Continuing the exploration, the graph below shows the distribution of Culmen Lengths for each penguin species

Code
import seaborn as sns
import matplotlib.pyplot as plt

# Plot the distribution of Culmen Lengths for each penguin species
sns.histplot(data=train, x="Culmen Length (mm)", hue="Species", kde=True, bins=15)
<AxesSubplot: xlabel='Culmen Length (mm)', ylabel='Count'>

The histogram plot shows the distribution of culmen length for three different Penguins’ species: Adelie, Chinstrap, and Gentoo. The x-axis represents the culmen length values, and the y-axis represents the count of penguins falling into each bin, where each bin size is specified to 15. From the plot, we can see that Gentoo and Chinstrap penguins have a similar distribution of culmen length, with a peak around 45-50 mm, while Gentoo penguins have smaller culmen length, ranging from around 30mm-46mm with a peak around 40 mm. The histogram also shows the shape of the data distribution for each penguin species, with overlaid smooth curves that represent the density estimate. This helps to identify any overlapping areas or differences in the tails of the distributions. Based on the culmen lengths, it would be possible to distinguish between Adelie Penguins from the other two species with a high accuracy. However, the accuracy would be minimal in distinguishing between Chinstrap Penguin and Gentoo Penguin based on their culmen range, as both species have similar culmen lengths.

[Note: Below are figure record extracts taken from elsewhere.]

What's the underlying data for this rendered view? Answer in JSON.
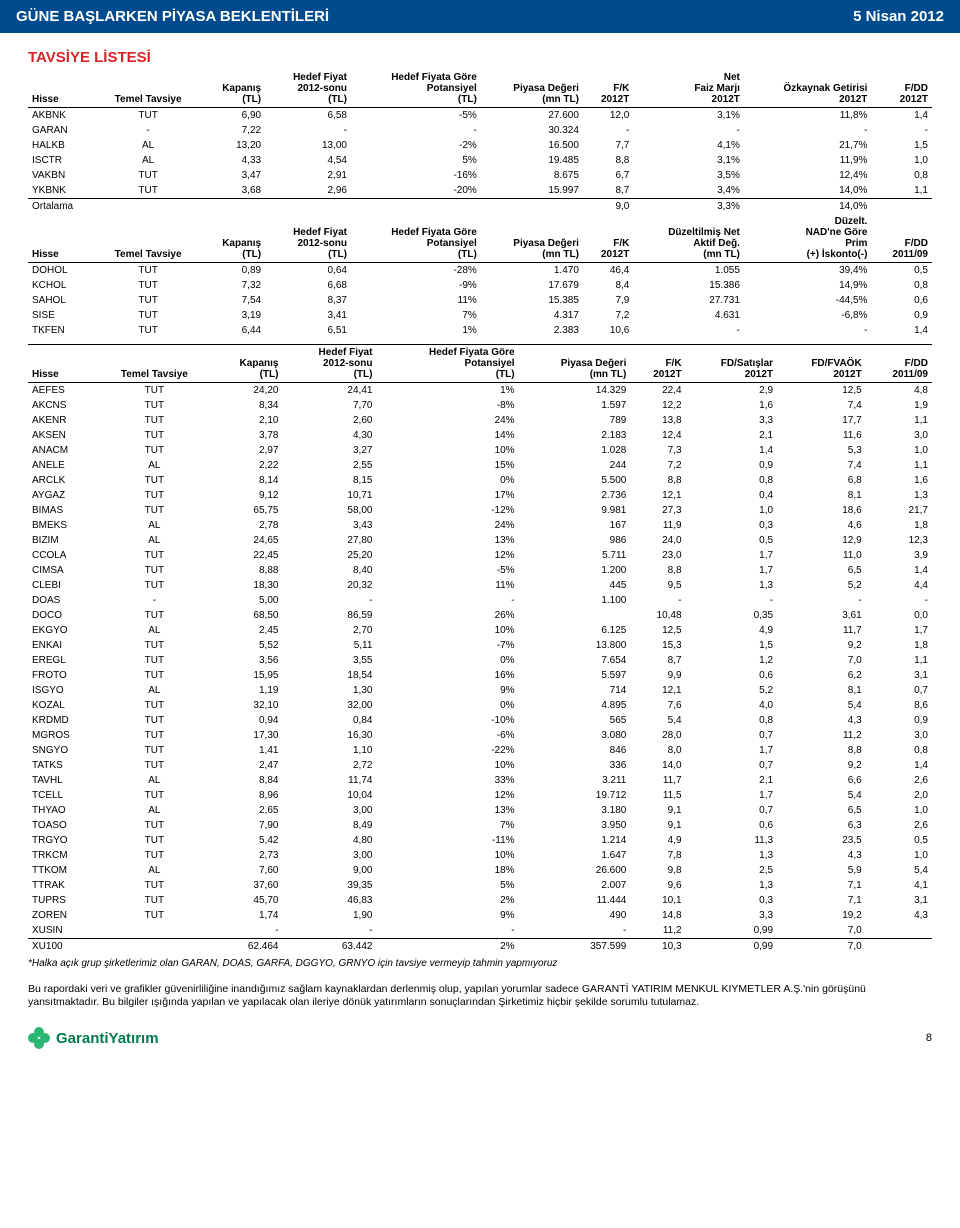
{
  "header": {
    "title": "GÜNE BAŞLARKEN PİYASA BEKLENTİLERİ",
    "date": "5 Nisan 2012"
  },
  "section_title": "TAVSİYE LİSTESİ",
  "t1_headers": [
    "Hisse",
    "Temel Tavsiye",
    "Kapanış (TL)",
    "Hedef Fiyat 2012-sonu (TL)",
    "Hedef Fiyata Göre Potansiyel (TL)",
    "Piyasa Değeri (mn TL)",
    "F/K 2012T",
    "Net Faiz Marjı 2012T",
    "Özkaynak Getirisi 2012T",
    "F/DD 2012T"
  ],
  "t1_rows": [
    [
      "AKBNK",
      "TUT",
      "6,90",
      "6,58",
      "-5%",
      "27.600",
      "12,0",
      "3,1%",
      "11,8%",
      "1,4"
    ],
    [
      "GARAN",
      "-",
      "7,22",
      "-",
      "-",
      "30.324",
      "-",
      "-",
      "-",
      "-"
    ],
    [
      "HALKB",
      "AL",
      "13,20",
      "13,00",
      "-2%",
      "16.500",
      "7,7",
      "4,1%",
      "21,7%",
      "1,5"
    ],
    [
      "ISCTR",
      "AL",
      "4,33",
      "4,54",
      "5%",
      "19.485",
      "8,8",
      "3,1%",
      "11,9%",
      "1,0"
    ],
    [
      "VAKBN",
      "TUT",
      "3,47",
      "2,91",
      "-16%",
      "8.675",
      "6,7",
      "3,5%",
      "12,4%",
      "0,8"
    ],
    [
      "YKBNK",
      "TUT",
      "3,68",
      "2,96",
      "-20%",
      "15.997",
      "8,7",
      "3,4%",
      "14,0%",
      "1,1"
    ]
  ],
  "t1_avg": [
    "Ortalama",
    "",
    "",
    "",
    "",
    "",
    "9,0",
    "3,3%",
    "14,0%",
    ""
  ],
  "t2_headers": [
    "Hisse",
    "Temel Tavsiye",
    "Kapanış (TL)",
    "Hedef Fiyat 2012-sonu (TL)",
    "Hedef Fiyata Göre Potansiyel (TL)",
    "Piyasa Değeri (mn TL)",
    "F/K 2012T",
    "Düzeltilmiş Net Aktif Değ. (mn TL)",
    "Düzelt. NAD'ne Göre Prim (+) İskonto(-)",
    "F/DD 2011/09"
  ],
  "t2_rows": [
    [
      "DOHOL",
      "TUT",
      "0,89",
      "0,64",
      "-28%",
      "1.470",
      "46,4",
      "1.055",
      "39,4%",
      "0,5"
    ],
    [
      "KCHOL",
      "TUT",
      "7,32",
      "6,68",
      "-9%",
      "17.679",
      "8,4",
      "15.386",
      "14,9%",
      "0,8"
    ],
    [
      "SAHOL",
      "TUT",
      "7,54",
      "8,37",
      "11%",
      "15.385",
      "7,9",
      "27.731",
      "-44,5%",
      "0,6"
    ],
    [
      "SISE",
      "TUT",
      "3,19",
      "3,41",
      "7%",
      "4.317",
      "7,2",
      "4.631",
      "-6,8%",
      "0,9"
    ],
    [
      "TKFEN",
      "TUT",
      "6,44",
      "6,51",
      "1%",
      "2.383",
      "10,6",
      "-",
      "-",
      "1,4"
    ]
  ],
  "t3_headers": [
    "Hisse",
    "Temel Tavsiye",
    "Kapanış (TL)",
    "Hedef Fiyat 2012-sonu (TL)",
    "Hedef Fiyata Göre Potansiyel (TL)",
    "Piyasa Değeri (mn TL)",
    "F/K 2012T",
    "FD/Satışlar 2012T",
    "FD/FVAÖK 2012T",
    "F/DD 2011/09"
  ],
  "t3_rows": [
    [
      "AEFES",
      "TUT",
      "24,20",
      "24,41",
      "1%",
      "14.329",
      "22,4",
      "2,9",
      "12,5",
      "4,8"
    ],
    [
      "AKCNS",
      "TUT",
      "8,34",
      "7,70",
      "-8%",
      "1.597",
      "12,2",
      "1,6",
      "7,4",
      "1,9"
    ],
    [
      "AKENR",
      "TUT",
      "2,10",
      "2,60",
      "24%",
      "789",
      "13,8",
      "3,3",
      "17,7",
      "1,1"
    ],
    [
      "AKSEN",
      "TUT",
      "3,78",
      "4,30",
      "14%",
      "2.183",
      "12,4",
      "2,1",
      "11,6",
      "3,0"
    ],
    [
      "ANACM",
      "TUT",
      "2,97",
      "3,27",
      "10%",
      "1.028",
      "7,3",
      "1,4",
      "5,3",
      "1,0"
    ],
    [
      "ANELE",
      "AL",
      "2,22",
      "2,55",
      "15%",
      "244",
      "7,2",
      "0,9",
      "7,4",
      "1,1"
    ],
    [
      "ARCLK",
      "TUT",
      "8,14",
      "8,15",
      "0%",
      "5.500",
      "8,8",
      "0,8",
      "6,8",
      "1,6"
    ],
    [
      "AYGAZ",
      "TUT",
      "9,12",
      "10,71",
      "17%",
      "2.736",
      "12,1",
      "0,4",
      "8,1",
      "1,3"
    ],
    [
      "BIMAS",
      "TUT",
      "65,75",
      "58,00",
      "-12%",
      "9.981",
      "27,3",
      "1,0",
      "18,6",
      "21,7"
    ],
    [
      "BMEKS",
      "AL",
      "2,78",
      "3,43",
      "24%",
      "167",
      "11,9",
      "0,3",
      "4,6",
      "1,8"
    ],
    [
      "BIZIM",
      "AL",
      "24,65",
      "27,80",
      "13%",
      "986",
      "24,0",
      "0,5",
      "12,9",
      "12,3"
    ],
    [
      "CCOLA",
      "TUT",
      "22,45",
      "25,20",
      "12%",
      "5.711",
      "23,0",
      "1,7",
      "11,0",
      "3,9"
    ],
    [
      "CIMSA",
      "TUT",
      "8,88",
      "8,40",
      "-5%",
      "1.200",
      "8,8",
      "1,7",
      "6,5",
      "1,4"
    ],
    [
      "CLEBI",
      "TUT",
      "18,30",
      "20,32",
      "11%",
      "445",
      "9,5",
      "1,3",
      "5,2",
      "4,4"
    ],
    [
      "DOAS",
      "-",
      "5,00",
      "-",
      "-",
      "1.100",
      "-",
      "-",
      "-",
      "-"
    ],
    [
      "DOCO",
      "TUT",
      "68,50",
      "86,59",
      "26%",
      "",
      "10,48",
      "0,35",
      "3,61",
      "0,0"
    ],
    [
      "EKGYO",
      "AL",
      "2,45",
      "2,70",
      "10%",
      "6.125",
      "12,5",
      "4,9",
      "11,7",
      "1,7"
    ],
    [
      "ENKAI",
      "TUT",
      "5,52",
      "5,11",
      "-7%",
      "13.800",
      "15,3",
      "1,5",
      "9,2",
      "1,8"
    ],
    [
      "EREGL",
      "TUT",
      "3,56",
      "3,55",
      "0%",
      "7.654",
      "8,7",
      "1,2",
      "7,0",
      "1,1"
    ],
    [
      "FROTO",
      "TUT",
      "15,95",
      "18,54",
      "16%",
      "5.597",
      "9,9",
      "0,6",
      "6,2",
      "3,1"
    ],
    [
      "ISGYO",
      "AL",
      "1,19",
      "1,30",
      "9%",
      "714",
      "12,1",
      "5,2",
      "8,1",
      "0,7"
    ],
    [
      "KOZAL",
      "TUT",
      "32,10",
      "32,00",
      "0%",
      "4.895",
      "7,6",
      "4,0",
      "5,4",
      "8,6"
    ],
    [
      "KRDMD",
      "TUT",
      "0,94",
      "0,84",
      "-10%",
      "565",
      "5,4",
      "0,8",
      "4,3",
      "0,9"
    ],
    [
      "MGROS",
      "TUT",
      "17,30",
      "16,30",
      "-6%",
      "3.080",
      "28,0",
      "0,7",
      "11,2",
      "3,0"
    ],
    [
      "SNGYO",
      "TUT",
      "1,41",
      "1,10",
      "-22%",
      "846",
      "8,0",
      "1,7",
      "8,8",
      "0,8"
    ],
    [
      "TATKS",
      "TUT",
      "2,47",
      "2,72",
      "10%",
      "336",
      "14,0",
      "0,7",
      "9,2",
      "1,4"
    ],
    [
      "TAVHL",
      "AL",
      "8,84",
      "11,74",
      "33%",
      "3.211",
      "11,7",
      "2,1",
      "6,6",
      "2,6"
    ],
    [
      "TCELL",
      "TUT",
      "8,96",
      "10,04",
      "12%",
      "19.712",
      "11,5",
      "1,7",
      "5,4",
      "2,0"
    ],
    [
      "THYAO",
      "AL",
      "2,65",
      "3,00",
      "13%",
      "3.180",
      "9,1",
      "0,7",
      "6,5",
      "1,0"
    ],
    [
      "TOASO",
      "TUT",
      "7,90",
      "8,49",
      "7%",
      "3.950",
      "9,1",
      "0,6",
      "6,3",
      "2,6"
    ],
    [
      "TRGYO",
      "TUT",
      "5,42",
      "4,80",
      "-11%",
      "1.214",
      "4,9",
      "11,3",
      "23,5",
      "0,5"
    ],
    [
      "TRKCM",
      "TUT",
      "2,73",
      "3,00",
      "10%",
      "1.647",
      "7,8",
      "1,3",
      "4,3",
      "1,0"
    ],
    [
      "TTKOM",
      "AL",
      "7,60",
      "9,00",
      "18%",
      "26.600",
      "9,8",
      "2,5",
      "5,9",
      "5,4"
    ],
    [
      "TTRAK",
      "TUT",
      "37,60",
      "39,35",
      "5%",
      "2.007",
      "9,6",
      "1,3",
      "7,1",
      "4,1"
    ],
    [
      "TUPRS",
      "TUT",
      "45,70",
      "46,83",
      "2%",
      "11.444",
      "10,1",
      "0,3",
      "7,1",
      "3,1"
    ],
    [
      "ZOREN",
      "TUT",
      "1,74",
      "1,90",
      "9%",
      "490",
      "14,8",
      "3,3",
      "19,2",
      "4,3"
    ],
    [
      "XUSIN",
      "",
      "-",
      "-",
      "-",
      "-",
      "11,2",
      "0,99",
      "7,0",
      ""
    ]
  ],
  "t3_summary": [
    "XU100",
    "",
    "62.464",
    "63.442",
    "2%",
    "357.599",
    "10,3",
    "0,99",
    "7,0",
    ""
  ],
  "footnote": "*Halka açık grup şirketlerimiz olan GARAN, DOAS, GARFA, DGGYO, GRNYO için tavsiye vermeyip tahmin yapmıyoruz",
  "disclaimer": "Bu rapordaki veri ve grafikler güvenirliliğine inandığımız sağlam kaynaklardan derlenmiş olup, yapılan yorumlar sadece GARANTİ YATIRIM MENKUL KIYMETLER A.Ş.'nin görüşünü yansıtmaktadır. Bu bilgiler ışığında yapılan ve yapılacak olan ileriye dönük yatırımların sonuçlarından Şirketimiz hiçbir şekilde sorumlu tutulamaz.",
  "logo_text": "GarantiYatırım",
  "page_num": "8"
}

Similarly, the table offers a convenient way to compare the physical attributes of the penguin species.

Code
penguin_stats = train.groupby("Species").aggregate({"Body Mass (g)": "mean", "Flipper Length (mm)": "mean"}) #Finiding the mean of body mass and flipper length for each species.
penguin_stats = penguin_stats.round(0) # Rounding the values to zero decimal place
penguin_stats.columns = ["Avg. Body Mass (g)", "Avg. Flipper Length (mm)"] # Renaming the columns 

print(penguin_stats)
                                           Avg. Body Mass (g)  \
Species                                                         
Adelie Penguin (Pygoscelis adeliae)                    3667.0   
Chinstrap penguin (Pygoscelis antarctica)              3718.0   
Gentoo penguin (Pygoscelis papua)                      5120.0   

                                           Avg. Flipper Length (mm)  
Species                                                              
Adelie Penguin (Pygoscelis adeliae)                           190.0  
Chinstrap penguin (Pygoscelis antarctica)                     195.0  
Gentoo penguin (Pygoscelis papua)                             218.0  

Based on the average measurements, the Adelie penguins have a smaller body mass and shorter flipper length compared to the other species. In contrast, the Gentoo penguins have the largest values for both of these features. The Chinstrap penguin, however, falls somewhere in the middle of the other two species. The table can serve as reference values to determine the species of an individual penguin based on their physical characteristics. For example, if a penguin has a body mass and flipper length that are close to the average measurements for a particular species, it is likely that the penguin belongs to that species.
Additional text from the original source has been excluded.